—Muchas gracias, vuelva pronto —dije con una sonrisa una vez que le pasé la boleta al cliente.
Me senté unos segundos en un piso detrás de la caja registradora para descansar mis adoloridos pies. Sentí una pequeña molestia en mi cabeza, el ruido de la zapatería no ayudaba mucho y algo me decía que en casa sería mucho peor. Ser hija de un científico podía ser una ventaja en el colegio cuando tenía problemas con ciencias, pero ya siendo mayor una se da cuenta de los muchos puntos en contra. Entre ellos, el ruido excesivo que hacía los últimos días para terminar pronto su último trabajo, del cual no había querido dar tantos detalles, con la excusa de que era una sorpresa que cambiaría al mundo.
Un poco de mi paciencia se esfumó cuando escuché a una mujer llamarme con tono molesto. Alcé mi vista para buscar la fuente del sonido y me dirigí a ella.
—¿Sí, señora?
—Llevo diez minutos aquí y nadie me atiende.
—Lo siento mucho, en unos segundos le traigo los zapatos, ¿qué número?
—treinta y siete. Eres una negligente.
—Iré a buscarlos y volveré dentro de poco—comenté ignorando lo último—. Ahora, si no tiene otro pedido y me disculpa...

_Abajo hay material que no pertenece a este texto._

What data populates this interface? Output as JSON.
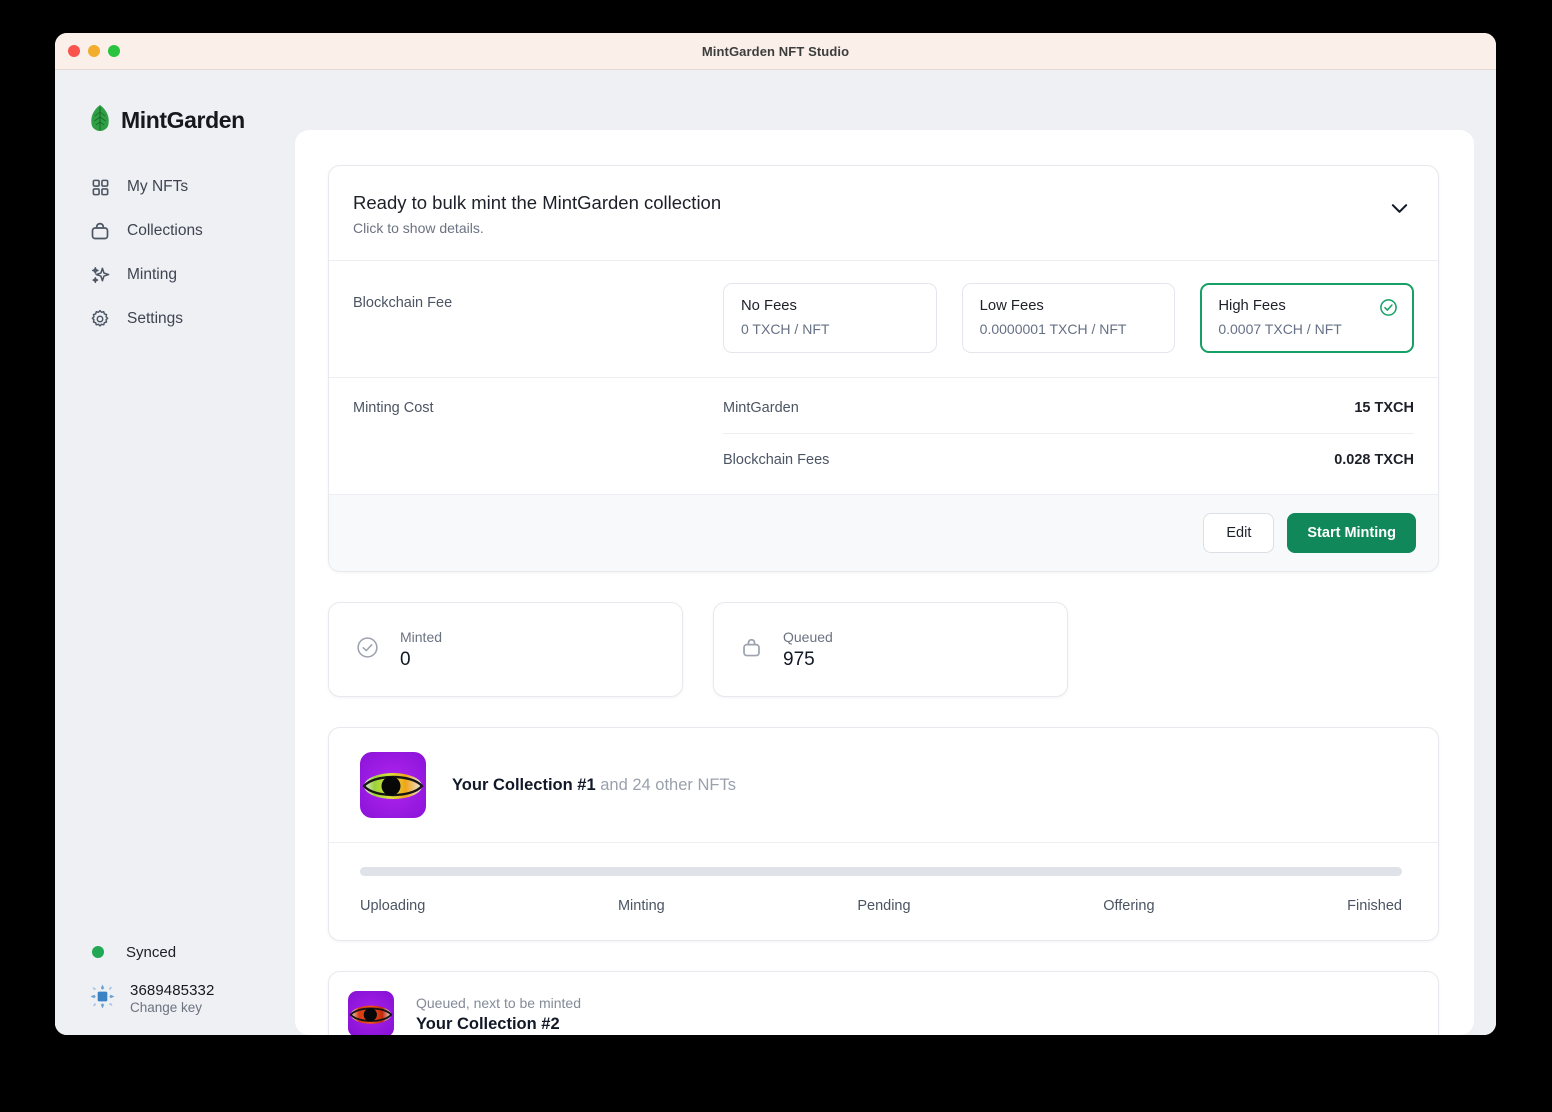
{
  "window": {
    "title": "MintGarden NFT Studio"
  },
  "sidebar": {
    "brand": "MintGarden",
    "items": [
      {
        "label": "My NFTs",
        "icon": "grid-icon"
      },
      {
        "label": "Collections",
        "icon": "collections-icon"
      },
      {
        "label": "Minting",
        "icon": "sparkles-icon"
      },
      {
        "label": "Settings",
        "icon": "gear-icon"
      }
    ],
    "status": {
      "label": "Synced",
      "color": "#22a752"
    },
    "key": {
      "id": "3689485332",
      "action": "Change key"
    }
  },
  "mint_card": {
    "title": "Ready to bulk mint the MintGarden collection",
    "subtitle": "Click to show details.",
    "fee_label": "Blockchain Fee",
    "fee_options": [
      {
        "name": "No Fees",
        "value": "0 TXCH / NFT",
        "selected": false
      },
      {
        "name": "Low Fees",
        "value": "0.0000001 TXCH / NFT",
        "selected": false
      },
      {
        "name": "High Fees",
        "value": "0.0007 TXCH / NFT",
        "selected": true
      }
    ],
    "cost_label": "Minting Cost",
    "costs": [
      {
        "key": "MintGarden",
        "amount": "15 TXCH"
      },
      {
        "key": "Blockchain Fees",
        "amount": "0.028 TXCH"
      }
    ],
    "edit_label": "Edit",
    "start_label": "Start Minting",
    "accent": "#11885a"
  },
  "stats": [
    {
      "label": "Minted",
      "value": "0",
      "icon": "check-circle-icon"
    },
    {
      "label": "Queued",
      "value": "975",
      "icon": "collections-icon"
    }
  ],
  "collection": {
    "name": "Your Collection #1",
    "suffix": "and 24 other NFTs",
    "progress_percent": 0,
    "steps": [
      "Uploading",
      "Minting",
      "Pending",
      "Offering",
      "Finished"
    ]
  },
  "queued_item": {
    "status": "Queued, next to be minted",
    "name": "Your Collection #2"
  }
}
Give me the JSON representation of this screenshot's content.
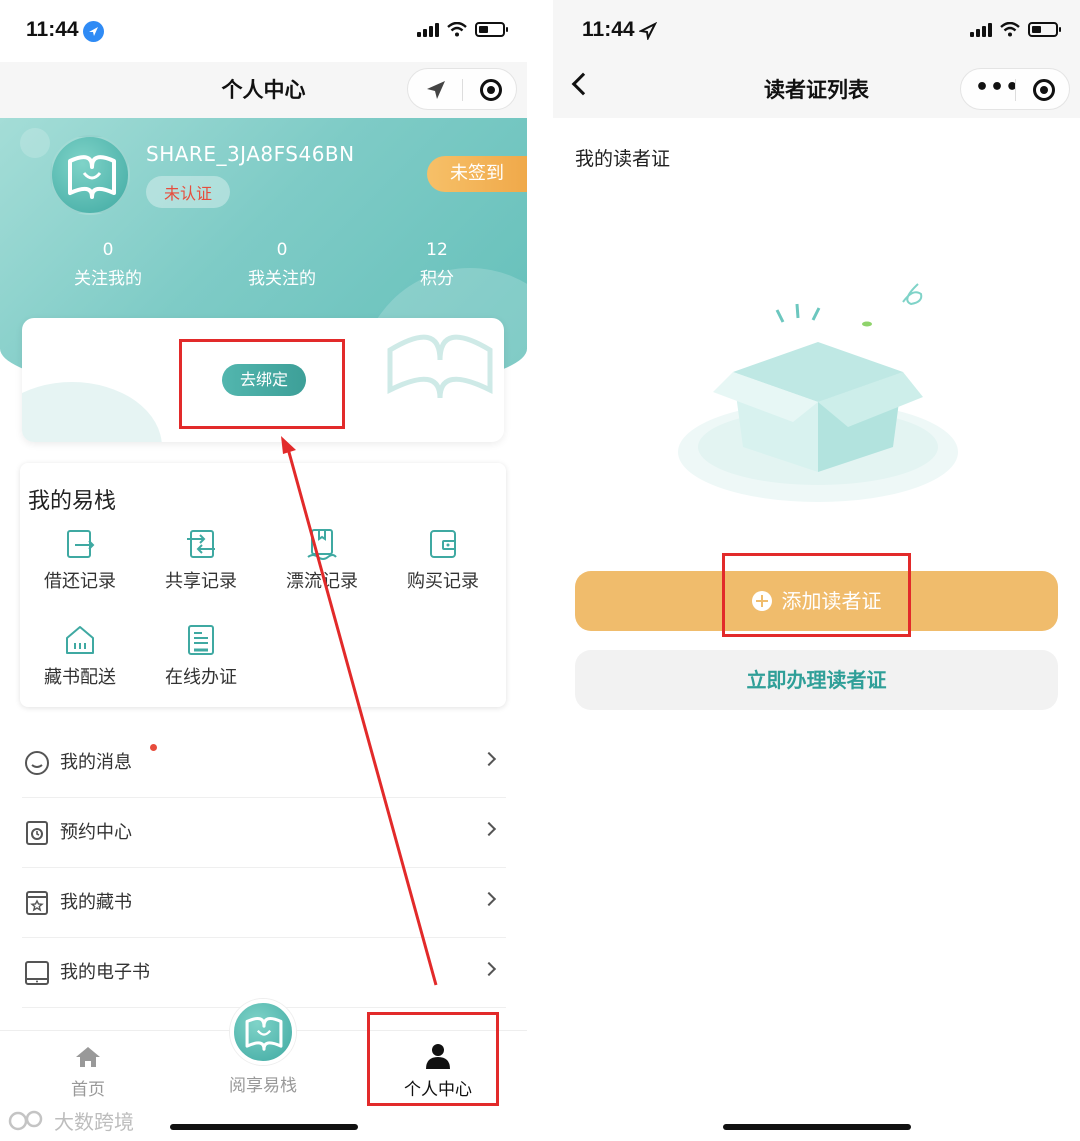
{
  "left": {
    "status": {
      "time": "11:44"
    },
    "nav": {
      "title": "个人中心"
    },
    "profile": {
      "username": "SHARE_3JA8FS46BN",
      "verify_status": "未认证",
      "signin_label": "未签到",
      "stats": [
        {
          "value": "0",
          "label": "关注我的"
        },
        {
          "value": "0",
          "label": "我关注的"
        },
        {
          "value": "12",
          "label": "积分"
        }
      ]
    },
    "bind": {
      "button_label": "去绑定"
    },
    "yizhan": {
      "title": "我的易栈",
      "items": [
        {
          "label": "借还记录",
          "icon": "borrow-return-icon"
        },
        {
          "label": "共享记录",
          "icon": "share-record-icon"
        },
        {
          "label": "漂流记录",
          "icon": "drift-record-icon"
        },
        {
          "label": "购买记录",
          "icon": "purchase-record-icon"
        },
        {
          "label": "藏书配送",
          "icon": "delivery-icon"
        },
        {
          "label": "在线办证",
          "icon": "online-card-icon"
        }
      ]
    },
    "menu": [
      {
        "label": "我的消息",
        "icon": "message-icon"
      },
      {
        "label": "预约中心",
        "icon": "reservation-icon"
      },
      {
        "label": "我的藏书",
        "icon": "collection-icon"
      },
      {
        "label": "我的电子书",
        "icon": "ebook-icon"
      }
    ],
    "tabbar": [
      {
        "label": "首页",
        "icon": "home-icon"
      },
      {
        "label": "阅享易栈",
        "icon": "book-logo-icon"
      },
      {
        "label": "个人中心",
        "icon": "person-icon"
      }
    ],
    "watermark": "大数跨境"
  },
  "right": {
    "status": {
      "time": "11:44"
    },
    "nav": {
      "title": "读者证列表"
    },
    "section_label": "我的读者证",
    "add_button": "添加读者证",
    "apply_button": "立即办理读者证"
  },
  "colors": {
    "teal": "#63bfb9",
    "orange": "#f0bc6c",
    "annotation_red": "#e22a2a"
  }
}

Dejé a medio terminar la oración y a la mujer con la palabra en la boca para ir a buscar a la bodega. Si algo odiaba en el mundo era a los clientes como ella, pero no me quedaba más opción que aguantar, después de todo, me pagaban por atender a personas, por muy quejumbrosas y sin respeto que pudieran llegar a ser.

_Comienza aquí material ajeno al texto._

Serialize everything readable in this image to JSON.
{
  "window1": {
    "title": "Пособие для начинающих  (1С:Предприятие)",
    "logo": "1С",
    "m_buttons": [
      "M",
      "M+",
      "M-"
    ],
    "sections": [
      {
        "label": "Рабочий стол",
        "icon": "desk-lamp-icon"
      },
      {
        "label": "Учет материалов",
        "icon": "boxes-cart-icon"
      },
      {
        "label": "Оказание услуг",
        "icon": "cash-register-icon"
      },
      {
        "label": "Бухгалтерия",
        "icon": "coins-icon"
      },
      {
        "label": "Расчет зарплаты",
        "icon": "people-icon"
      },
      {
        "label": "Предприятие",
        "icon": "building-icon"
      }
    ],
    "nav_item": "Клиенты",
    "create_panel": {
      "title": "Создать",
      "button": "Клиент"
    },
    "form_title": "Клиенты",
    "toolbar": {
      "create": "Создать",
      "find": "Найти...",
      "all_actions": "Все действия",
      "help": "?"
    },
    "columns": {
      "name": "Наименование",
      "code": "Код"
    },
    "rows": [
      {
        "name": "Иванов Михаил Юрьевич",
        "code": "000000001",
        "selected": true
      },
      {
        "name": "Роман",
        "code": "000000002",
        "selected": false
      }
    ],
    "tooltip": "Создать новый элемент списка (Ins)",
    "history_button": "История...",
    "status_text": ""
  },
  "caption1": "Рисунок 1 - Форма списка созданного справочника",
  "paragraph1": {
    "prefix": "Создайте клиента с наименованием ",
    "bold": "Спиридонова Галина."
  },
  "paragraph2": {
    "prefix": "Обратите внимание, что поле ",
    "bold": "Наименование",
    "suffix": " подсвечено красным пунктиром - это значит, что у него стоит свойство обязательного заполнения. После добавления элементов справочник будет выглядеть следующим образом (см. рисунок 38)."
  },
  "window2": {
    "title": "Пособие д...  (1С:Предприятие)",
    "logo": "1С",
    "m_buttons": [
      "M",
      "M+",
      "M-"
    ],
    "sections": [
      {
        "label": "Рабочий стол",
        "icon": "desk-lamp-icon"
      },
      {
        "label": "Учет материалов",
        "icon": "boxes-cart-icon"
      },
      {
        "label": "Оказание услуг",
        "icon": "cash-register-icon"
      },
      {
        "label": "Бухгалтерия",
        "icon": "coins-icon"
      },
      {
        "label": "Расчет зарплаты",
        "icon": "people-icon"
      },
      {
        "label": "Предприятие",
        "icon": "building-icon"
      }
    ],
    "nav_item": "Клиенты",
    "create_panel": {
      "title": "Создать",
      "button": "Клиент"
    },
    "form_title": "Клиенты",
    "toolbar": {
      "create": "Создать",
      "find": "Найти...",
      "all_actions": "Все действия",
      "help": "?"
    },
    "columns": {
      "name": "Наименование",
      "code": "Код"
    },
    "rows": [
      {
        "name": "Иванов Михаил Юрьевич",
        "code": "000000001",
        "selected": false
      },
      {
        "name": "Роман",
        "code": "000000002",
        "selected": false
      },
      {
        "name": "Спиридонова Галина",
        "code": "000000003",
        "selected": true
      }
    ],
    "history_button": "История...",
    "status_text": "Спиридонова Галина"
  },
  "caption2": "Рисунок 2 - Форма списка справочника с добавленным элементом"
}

Cuando la zapatería pudo por fin cerrar, ya había pasado media hora desde que supuestamente acababa mi turno. La realidad era que, por lo general, salía hasta dos horas más tarde porque, con mis compañeros, teníamos que sacar las cuentas de las ganancias del día, dejar contado el dinero, revisar si se había acabado algún modelo o número de zapato y dejarlos todos acomodados donde correspondía. Por lo general el local era un desastre a esa hora después de las mujeres que iban como tifón a ver todo lo que teníamos y se iban sin dejar nada más que el desorden que nos tocaba limpiar. Como todos los días salí arrastrando mis pies hasta la parada de buses. Era una ironía que, trabajando en una zapatería con buenos modelos mis zapatillas fueran tan duras como el cemento. El viaje a casa no era tan largo, veinte minutos en los que luchaba por no quedarme dormida sentada ni de pie, que era como me iba casi siempre. Subí en el ascensor hasta el piso siete donde vivía con papá y con voz algo débil avisé que había llegado.

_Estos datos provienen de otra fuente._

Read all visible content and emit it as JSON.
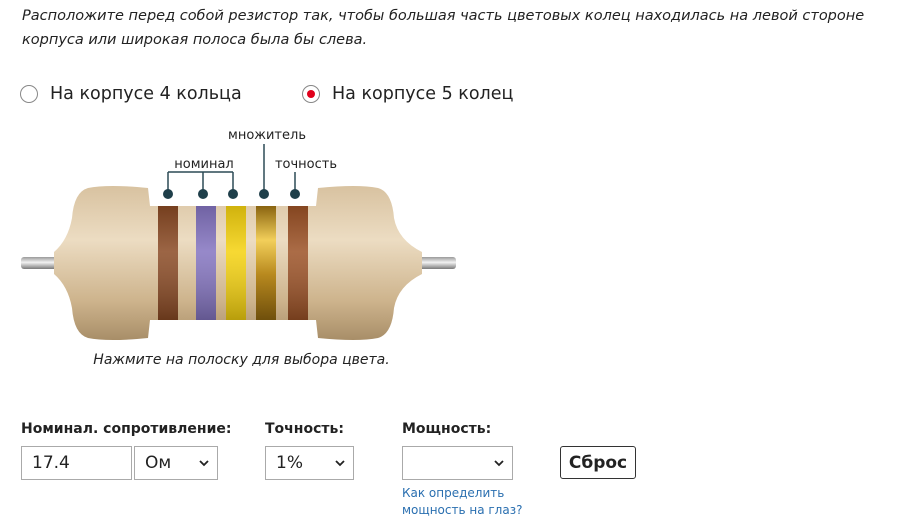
{
  "instruction": "Расположите перед собой резистор так, чтобы большая часть цветовых колец находилась на левой стороне корпуса или широкая полоса была бы слева.",
  "band_mode": {
    "options": [
      {
        "label": "На корпусе 4 кольца",
        "selected": false
      },
      {
        "label": "На корпусе 5 колец",
        "selected": true
      }
    ]
  },
  "resistor": {
    "labels": {
      "nominal": "номинал",
      "multiplier": "множитель",
      "tolerance": "точность"
    },
    "bands": [
      {
        "role": "digit-1",
        "color": "#8a4a24"
      },
      {
        "role": "digit-2",
        "color": "#8474c0"
      },
      {
        "role": "digit-3",
        "color": "#f5d20f"
      },
      {
        "role": "multiplier",
        "color": "gold"
      },
      {
        "role": "tolerance",
        "color": "#9c5226"
      }
    ],
    "caption": "Нажмите на полоску для выбора цвета."
  },
  "form": {
    "nominal_label": "Номинал. сопротивление:",
    "nominal_value": "17.4",
    "unit_value": "Ом",
    "tolerance_label": "Точность:",
    "tolerance_value": "1%",
    "power_label": "Мощность:",
    "power_value": "",
    "reset_label": "Сброс",
    "power_help_link": "Как определить мощность на глаз?"
  },
  "colors": {
    "accent_red": "#e0001b",
    "link_blue": "#2a6fb0"
  }
}
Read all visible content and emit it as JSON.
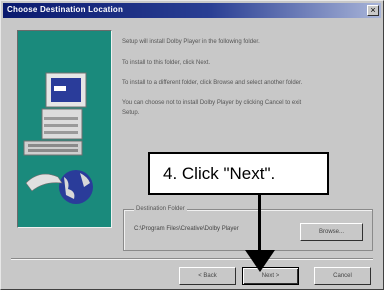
{
  "window": {
    "title": "Choose Destination Location",
    "close_glyph": "×"
  },
  "instructions": [
    "Setup will install Dolby Player in the following folder.",
    "To install to this folder, click Next.",
    "To install to a different folder, click Browse and select another folder.",
    "You can choose not to install Dolby Player by clicking Cancel to exit",
    "Setup."
  ],
  "destination": {
    "legend": "Destination Folder",
    "path": "C:\\Program Files\\Creative\\Dolby Player",
    "browse_label": "Browse..."
  },
  "buttons": {
    "back": "< Back",
    "next": "Next >",
    "cancel": "Cancel"
  },
  "callout": {
    "text": "4. Click \"Next\"."
  },
  "icons": [
    "computer-icon",
    "globe-icon",
    "arrow-icon"
  ],
  "colors": {
    "title_bar": "#0a1a6e",
    "side_panel": "#1a8a7c",
    "dialog": "#c8c8c8"
  }
}
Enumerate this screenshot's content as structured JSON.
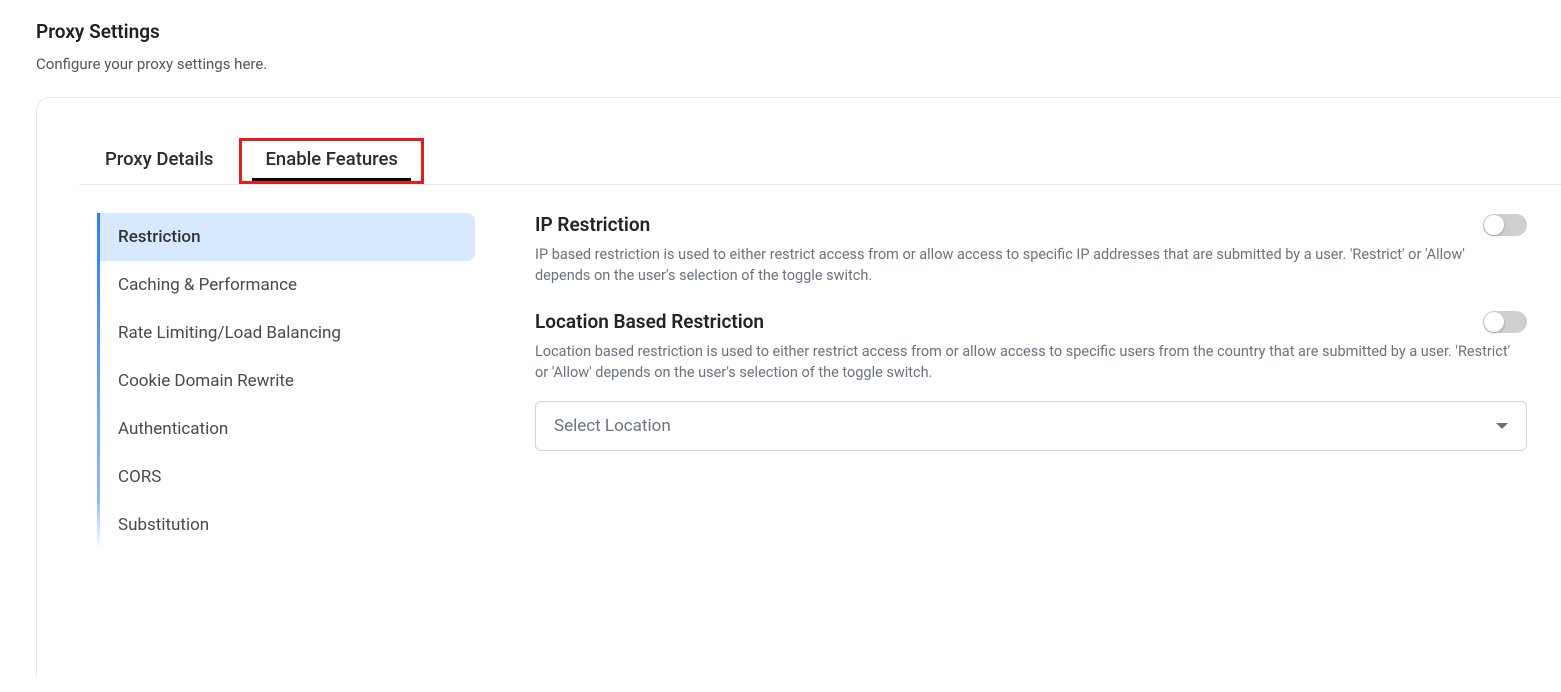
{
  "header": {
    "title": "Proxy Settings",
    "subtitle": "Configure your proxy settings here."
  },
  "tabs": [
    {
      "id": "proxy-details",
      "label": "Proxy Details",
      "active": false,
      "highlighted": false
    },
    {
      "id": "enable-features",
      "label": "Enable Features",
      "active": true,
      "highlighted": true
    }
  ],
  "sidebar": {
    "items": [
      {
        "id": "restriction",
        "label": "Restriction",
        "active": true
      },
      {
        "id": "caching-performance",
        "label": "Caching & Performance",
        "active": false
      },
      {
        "id": "rate-limiting-load-balancing",
        "label": "Rate Limiting/Load Balancing",
        "active": false
      },
      {
        "id": "cookie-domain-rewrite",
        "label": "Cookie Domain Rewrite",
        "active": false
      },
      {
        "id": "authentication",
        "label": "Authentication",
        "active": false
      },
      {
        "id": "cors",
        "label": "CORS",
        "active": false
      },
      {
        "id": "substitution",
        "label": "Substitution",
        "active": false
      }
    ]
  },
  "features": {
    "ip_restriction": {
      "title": "IP Restriction",
      "description": "IP based restriction is used to either restrict access from or allow access to specific IP addresses that are submitted by a user. 'Restrict' or 'Allow' depends on the user's selection of the toggle switch.",
      "enabled": false
    },
    "location_restriction": {
      "title": "Location Based Restriction",
      "description": "Location based restriction is used to either restrict access from or allow access to specific users from the country that are submitted by a user. 'Restrict' or 'Allow' depends on the user's selection of the toggle switch.",
      "enabled": false,
      "select_placeholder": "Select Location"
    }
  }
}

—¿Qué tal tu día, Kemi? —preguntó desde la habitación en la que trabajaba.
—Agotador.
—Qué pena... hay comida en el microondas.
—Ya.
Como la mayoría de las noches, cené en silencio yo sola en la mesa para dos de la cocina. Lo único que escuchaba eran los ruidos que hacía papá en su especie de oficina a la que pocas veces había entrado. Nunca me llamó mucho la atención lo que hacía, prefería pasar tiempo con mamá aprendiendo a cocinar o viendo alguna película, cuando aún la tenía para compartir conmigo.
Preferí alejar los pensamientos negativos lavando la loza sucia, cuando terminé ya eran las once de la noche y papá seguía trabajando en su nuevo proyecto. Creí que no sería bueno interrumpirlo, él ya me había dejado bien claro antes que nunca era un buen momento para sacarlo de sus quehaceres, por lo que me fui a acostar, durmiéndome en el momento que mi cabeza tocó la almohada. Fue una noche sin sueños y, al menos para mí, corta. Era como si en un parpadeo ya hubiese tenido que levantarme para ir a la universidad. Desayuné en la mesa de la cocina yo sola y salí del departamento sin hacer mucho ruido. Papá seguramente estaba durmiendo luego de un largo día y parte de la noche encerrado en su habitación de trabajo.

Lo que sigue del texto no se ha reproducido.